Mass spectrometry-derived processed spectra (mzML) files for all independent cancer types were obtained from the CPTAC database [
8]. The database of protein sequences was prepared in one of two ways. First, the human proteome with all instances of tryptophan amino acids in the proteome changed to all other amino acids except Arginine and Lysine was used as a database in the scan – referred to as database 1(fully substitutant). Second, to optimize true positives, we generated a second database (optimized database) which includes the canonical human proteome (UniPROT) with the substitutant tryptic peptides (length > 5 & < 50 amino acids) spanning tryptophan residue and tryptophan substituted to all other amino acids. The analysis of both these databases is presented separately on the server. Additional details on the FASTA file are available on the GITHUB page and the description section on the server. Briefly, MSFragger searches the mzML spectral files against the custom database for peptide detection with the following parameters; Precursor mass lower: − 20 ppm, Precursor mass upper: 20 ppm, precursor mass tolerance: 20 ppm, calibrate mass: True, Deisotoping: True, mass offset: False, isotope error: Standard, digestion: Strictly tryptic (Max. missed cleavage: 2), Variable modifications: 15.99490 M 3, 42.01060 [^ 1, 144.1021 n^ 1, 144.1021 S 1, Min Length: 7, Max Length: 50, digest mass range: 500:5000 Daltons, Max Charge: 2, remove precursor range: − 1.5, 1.5, topN peaks: 300, minimum peaks: 15, precursor range: 1:6, add Cysteine: 57.021464, add Lysine: 229.162932, among other basic parameters (Supplementary Table
1). Next, PeptideProphet validates detected peptides with the following parameters; accmass: TRUE, decoyprobs: TRUE, expectScore: TRUE, Glycosylation: FALSE, ICAT: FALSE, masswidth: 5, minimum probability after first pass of a peptide: 0.9, minimum number of NTT in a peptide: 2, among other parameters (Supplementary Table
1). Isobaric quantification was then undertaken the following parameters (bestPSM: TRUE, level: 2, minProb 0.7, ion purity cut-off: 0.5, tolerance: 20 ppm, among other parameters (Supplementary Table
1). Next, to only retain confident peptides, peptides were filtered using stringent False Discovery Rate (FDR) filtering. The following parameters were used for FDR filtering; FDR < 0.01, peptideProbability: 0.7, among other parameters (Supplementary Table
1).

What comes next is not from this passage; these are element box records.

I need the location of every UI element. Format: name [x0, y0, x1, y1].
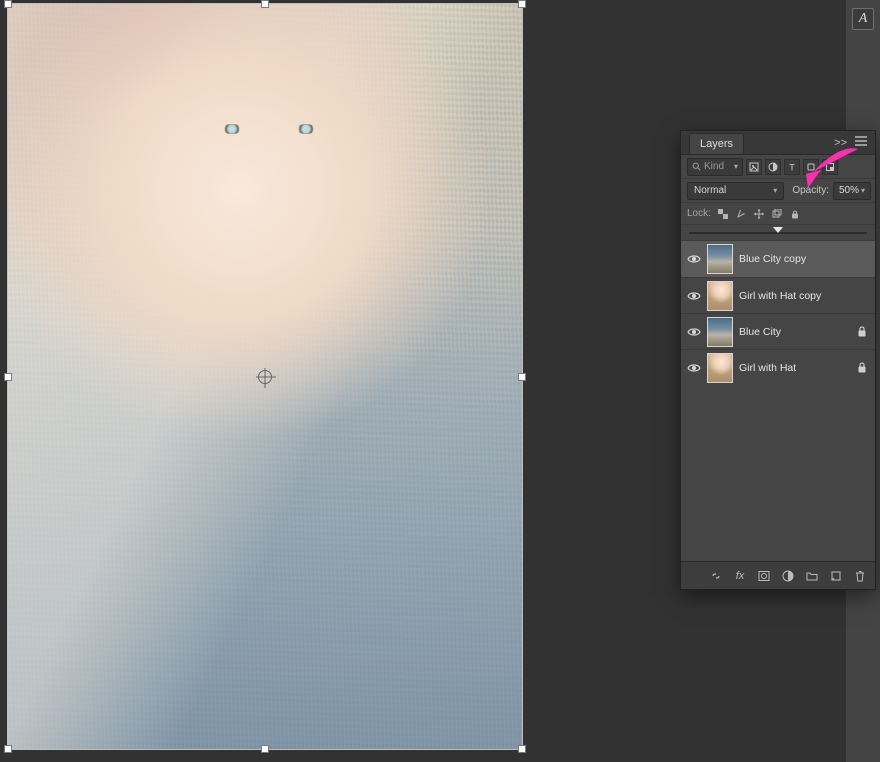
layer-row[interactable]: Blue City: [681, 313, 875, 349]
layer-row[interactable]: Girl with Hat copy: [681, 277, 875, 313]
filter-adjustment-icon[interactable]: [765, 159, 781, 175]
layer-name-label[interactable]: Girl with Hat: [739, 362, 855, 374]
svg-text:T: T: [789, 162, 795, 172]
lock-icon[interactable]: [855, 325, 869, 339]
layers-panel-footer: fx: [681, 561, 875, 589]
lock-pixels-icon[interactable]: [735, 208, 747, 220]
layer-row[interactable]: Blue City copy: [681, 241, 875, 277]
new-group-icon[interactable]: [805, 569, 819, 583]
chevron-down-icon: ▾: [861, 186, 865, 195]
visibility-eye-icon[interactable]: [685, 323, 703, 341]
new-layer-icon[interactable]: [829, 569, 843, 583]
panel-header[interactable]: Layers >>: [681, 131, 875, 155]
opacity-value: 50%: [839, 185, 859, 196]
opacity-label: Opacity:: [792, 185, 829, 196]
layer-thumbnail[interactable]: [707, 281, 733, 311]
layers-list: Blue City copy Girl with Hat copy Blue Cit…: [681, 241, 875, 385]
add-mask-icon[interactable]: [757, 569, 771, 583]
chevron-down-icon: ▾: [734, 162, 738, 171]
canvas-area: [0, 0, 526, 762]
composite-image[interactable]: [8, 4, 522, 749]
layers-tab[interactable]: Layers: [689, 133, 744, 154]
search-icon: [692, 162, 701, 171]
layer-thumbnail[interactable]: [707, 317, 733, 347]
new-adjustment-icon[interactable]: [781, 569, 795, 583]
layer-name-label[interactable]: Blue City copy: [739, 253, 869, 265]
fill-slider[interactable]: [689, 232, 867, 234]
layer-thumbnail[interactable]: [707, 244, 733, 274]
blend-opacity-row: Normal ▾ Opacity: 50% ▾: [681, 179, 875, 203]
blend-mode-dropdown[interactable]: Normal ▾: [687, 182, 784, 200]
layers-panel: Layers >> Kind ▾ T: [680, 130, 876, 590]
layer-name-label[interactable]: Girl with Hat copy: [739, 290, 869, 302]
filter-type-icon[interactable]: T: [784, 159, 800, 175]
layer-name-label[interactable]: Blue City: [739, 326, 855, 338]
link-layers-icon[interactable]: [709, 569, 723, 583]
visibility-eye-icon[interactable]: [685, 287, 703, 305]
character-panel-icon[interactable]: A: [852, 8, 874, 30]
lock-artboard-icon[interactable]: [771, 208, 783, 220]
blend-mode-value: Normal: [694, 185, 726, 196]
opacity-input[interactable]: 50% ▾: [833, 182, 871, 200]
lock-position-icon[interactable]: [753, 208, 765, 220]
lock-row: Lock:: [681, 203, 875, 225]
layer-kind-dropdown[interactable]: Kind ▾: [687, 158, 743, 176]
panel-menu-icon[interactable]: [851, 134, 871, 151]
lock-label: Lock:: [687, 208, 711, 219]
layer-row[interactable]: Girl with Hat: [681, 349, 875, 385]
chevron-down-icon: ▾: [773, 186, 777, 195]
layer-filter-row: Kind ▾ T: [681, 155, 875, 179]
slider-thumb-icon[interactable]: [773, 227, 783, 233]
filter-shape-icon[interactable]: [803, 159, 819, 175]
lock-all-icon[interactable]: [789, 208, 801, 220]
layer-thumbnail[interactable]: [707, 353, 733, 383]
filter-smartobject-icon[interactable]: [822, 159, 838, 175]
collapse-panel-button[interactable]: >>: [830, 135, 851, 151]
filter-pixel-icon[interactable]: [746, 159, 762, 175]
visibility-eye-icon[interactable]: [685, 250, 703, 268]
lock-icon[interactable]: [855, 361, 869, 375]
layer-fx-icon[interactable]: fx: [733, 569, 747, 583]
visibility-eye-icon[interactable]: [685, 359, 703, 377]
lock-transparency-icon[interactable]: [717, 208, 729, 220]
layer-kind-label: Kind: [704, 161, 724, 172]
delete-layer-icon[interactable]: [853, 569, 867, 583]
fill-slider-row: [681, 225, 875, 241]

Next, TMT-integrator was used to create integrated reports with isobaric quantification across all samples with the following parameters (retention time normalization: False, minimum peptide probability on top of FDR filtering: 0.9, among other parameters (Supplementary Table
1).
Substitutant peptides were fetched from the reports of TMT Integrator (version 3.1.0). Using a R-script, peptides with a log2-transformed intensity score above 0 in a sample were observed as positively detected peptides in that sample. As described before [
13], for intra-tumour type analysis a filter for the maximum number of samples was applied to retain peptides with higher specificity in expression, except for W > F substitutants due to their exclusive significant and specific distribution wherever significant. All tumour types have been demonstrated to be exclusive with the analysis of database 1 [
13], while GBM, UCEC, and PDA did not show this exclusivity in the analysis of database 2. This optimizes the signal for gene expression correlation analysis. Furthermore, this script was used to plot bar plots depicting the cumulative number of tryptophan substitutants detected in the scans.

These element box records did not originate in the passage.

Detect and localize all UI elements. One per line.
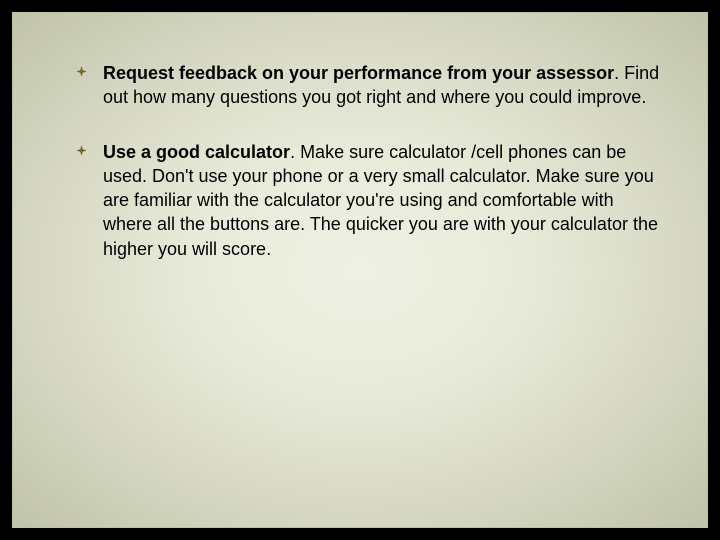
bullet-icon (77, 67, 86, 76)
bullet-icon (77, 146, 86, 155)
slide: Request feedback on your performance fro… (12, 12, 708, 528)
bullet-bold: Use a good calculator (103, 142, 290, 162)
list-item: Request feedback on your performance fro… (77, 61, 661, 110)
bullet-bold: Request feedback on your performance fro… (103, 63, 614, 83)
bullet-text: Request feedback on your performance fro… (103, 63, 659, 107)
bullet-text: Use a good calculator. Make sure calcula… (103, 142, 658, 259)
list-item: Use a good calculator. Make sure calcula… (77, 140, 661, 261)
bullet-list: Request feedback on your performance fro… (61, 61, 661, 261)
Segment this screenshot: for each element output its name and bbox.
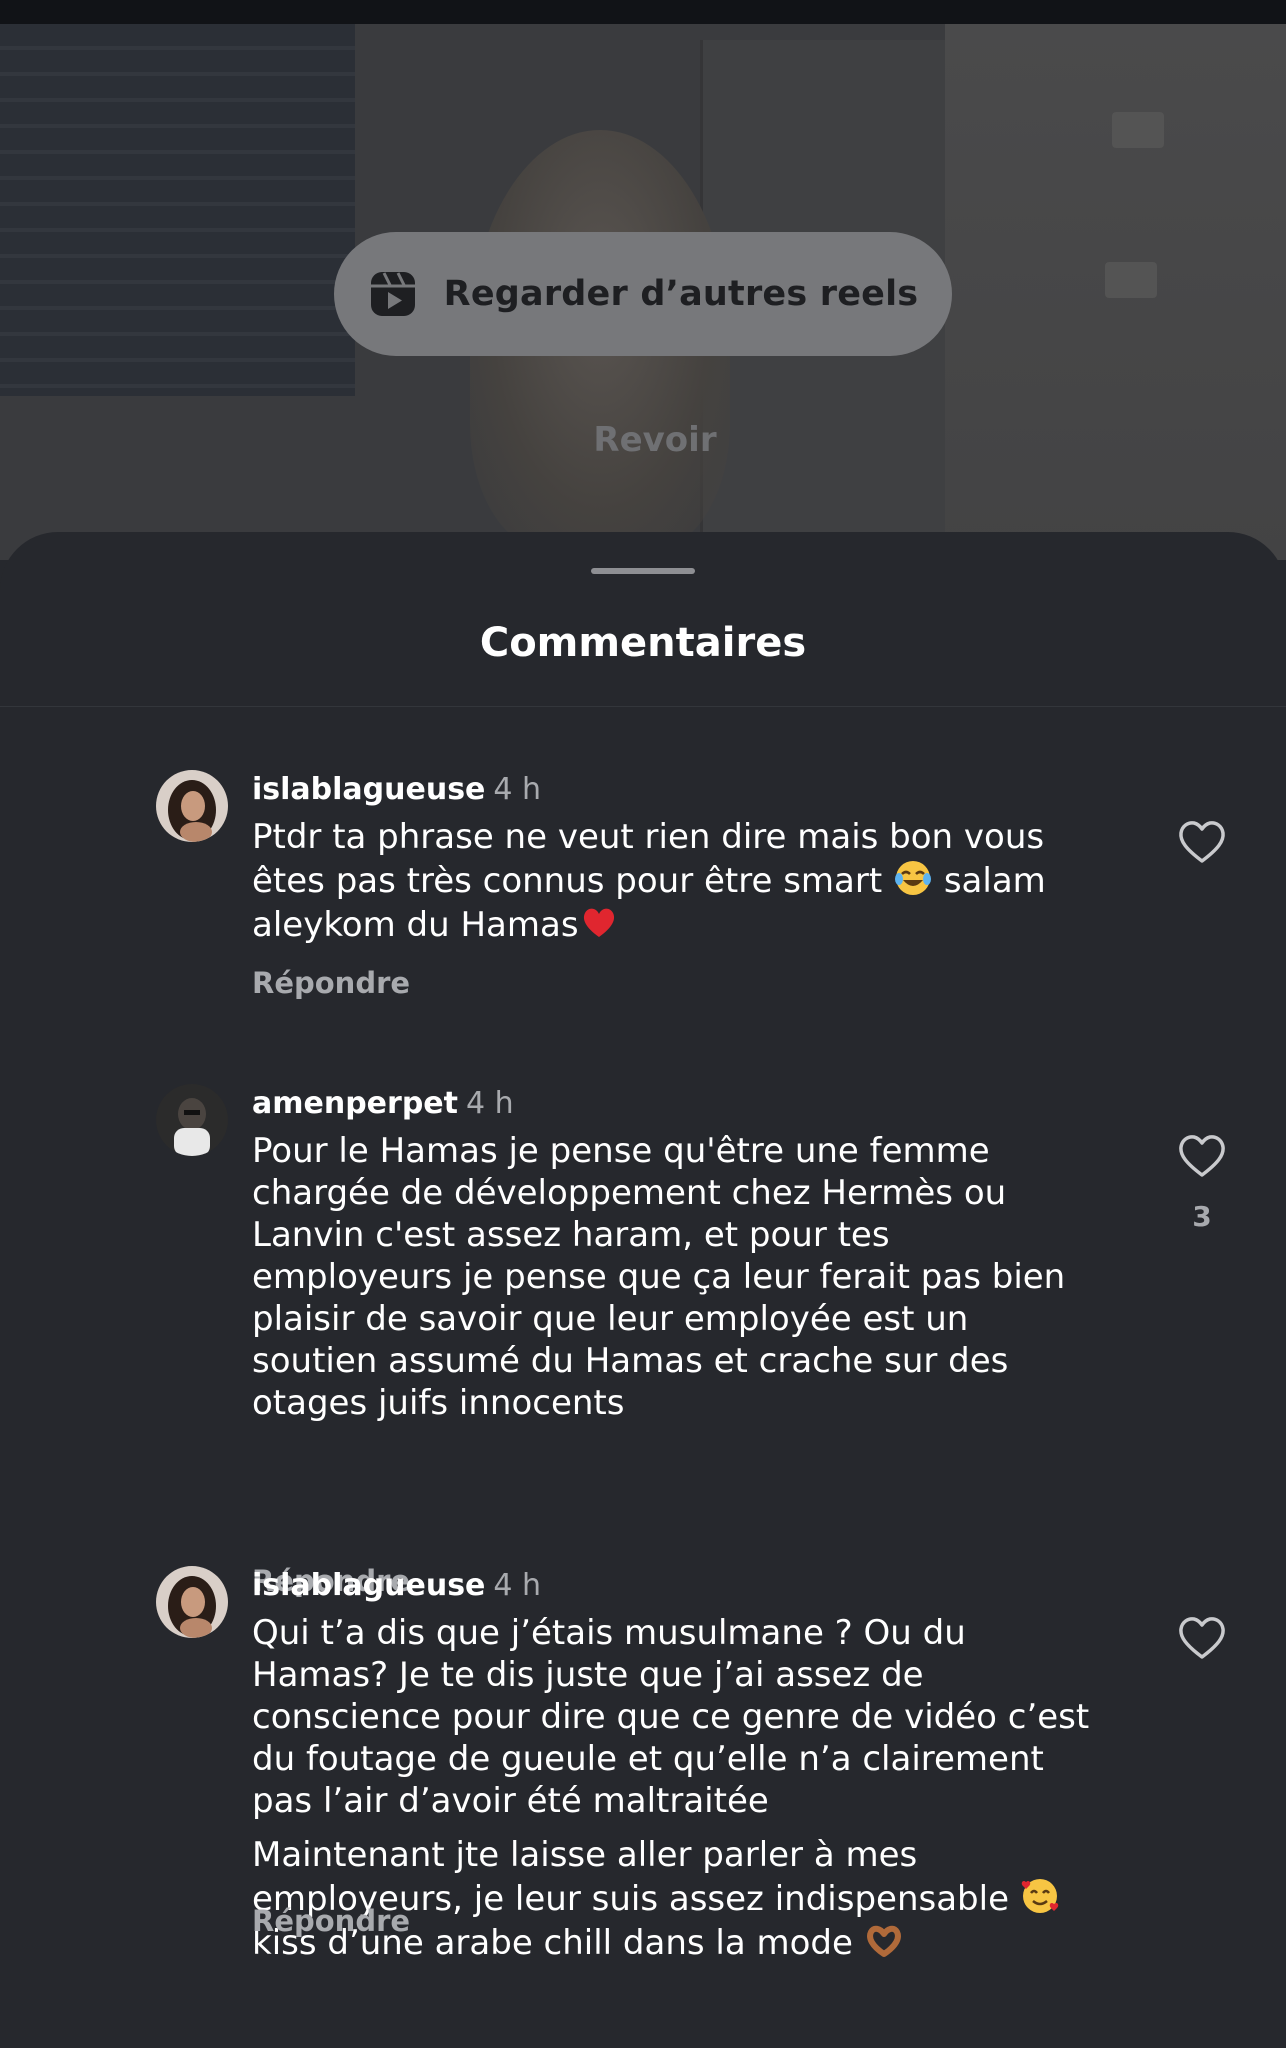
heart-outline-icon xyxy=(1179,821,1225,863)
comment-username[interactable]: islablagueuse xyxy=(252,1568,485,1603)
reels-icon xyxy=(368,269,418,319)
divider xyxy=(0,706,1286,707)
video-player[interactable]: Regarder d’autres reels Revoir xyxy=(0,0,1286,560)
comment-paragraph: Qui t’a dis que j’étais musulmane ? Ou d… xyxy=(252,1613,1090,1821)
reel-comments-screen: Regarder d’autres reels Revoir Commentai… xyxy=(0,0,1286,2048)
face-with-tears-of-joy-emoji xyxy=(893,858,933,898)
reply-button[interactable]: Répondre xyxy=(252,1904,410,1938)
smiling-face-with-hearts-emoji xyxy=(1020,1876,1060,1916)
watch-more-reels-button[interactable]: Regarder d’autres reels xyxy=(334,232,952,356)
comment-timestamp: 4 h xyxy=(493,772,542,807)
avatar[interactable] xyxy=(156,1566,228,1638)
heart-outline-icon xyxy=(1179,1617,1225,1659)
comment-header: islablagueuse 4 h xyxy=(252,1568,541,1604)
watch-more-reels-label: Regarder d’autres reels xyxy=(443,274,919,314)
avatar[interactable] xyxy=(156,1084,228,1156)
avatar[interactable] xyxy=(156,770,228,842)
video-frame-switch xyxy=(1112,112,1164,148)
comments-title: Commentaires xyxy=(479,620,807,666)
comment-header: amenperpet 4 h xyxy=(252,1086,514,1122)
sheet-drag-handle[interactable] xyxy=(591,568,695,574)
comment-text: Ptdr ta phrase ne veut rien dire mais bo… xyxy=(252,816,1092,946)
comment-text: Pour le Hamas je pense qu'être une femme… xyxy=(252,1131,1066,1423)
comments-sheet: Commentaires islablagueuse 4 h Ptdr ta ph… xyxy=(0,532,1286,2048)
replay-button[interactable]: Revoir xyxy=(0,420,1286,460)
heart-hands-emoji xyxy=(864,1920,904,1960)
like-button[interactable] xyxy=(1176,1132,1228,1180)
comment-paragraph: Maintenant jte laisse aller parler à mes… xyxy=(252,1834,1092,1964)
like-button[interactable] xyxy=(1176,818,1228,866)
comment-username[interactable]: islablagueuse xyxy=(252,772,485,807)
status-bar xyxy=(0,0,1286,24)
comment-username[interactable]: amenperpet xyxy=(252,1086,458,1121)
comment-timestamp: 4 h xyxy=(466,1086,514,1121)
like-button[interactable] xyxy=(1176,1614,1228,1662)
comment-header: islablagueuse 4 h xyxy=(252,772,541,808)
red-heart-emoji xyxy=(579,902,619,942)
video-frame-blinds xyxy=(0,24,355,396)
like-count: 3 xyxy=(1192,1200,1212,1233)
video-frame-switch xyxy=(1105,262,1157,298)
reply-button[interactable]: Répondre xyxy=(252,966,410,1000)
comment-timestamp: 4 h xyxy=(493,1568,542,1603)
heart-outline-icon xyxy=(1179,1135,1225,1177)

Gene expression data was downloaded in GCT format from PDC database. The counts of W-substitutants were combined for each sample with gene expression profiles. PERL scripts were designed to count the number of substitutants when a gene is lowly expressed (intensity < 0) or highly expressed (intensity > 0). P-values for comparison are calculated using Wilcoxen t-test.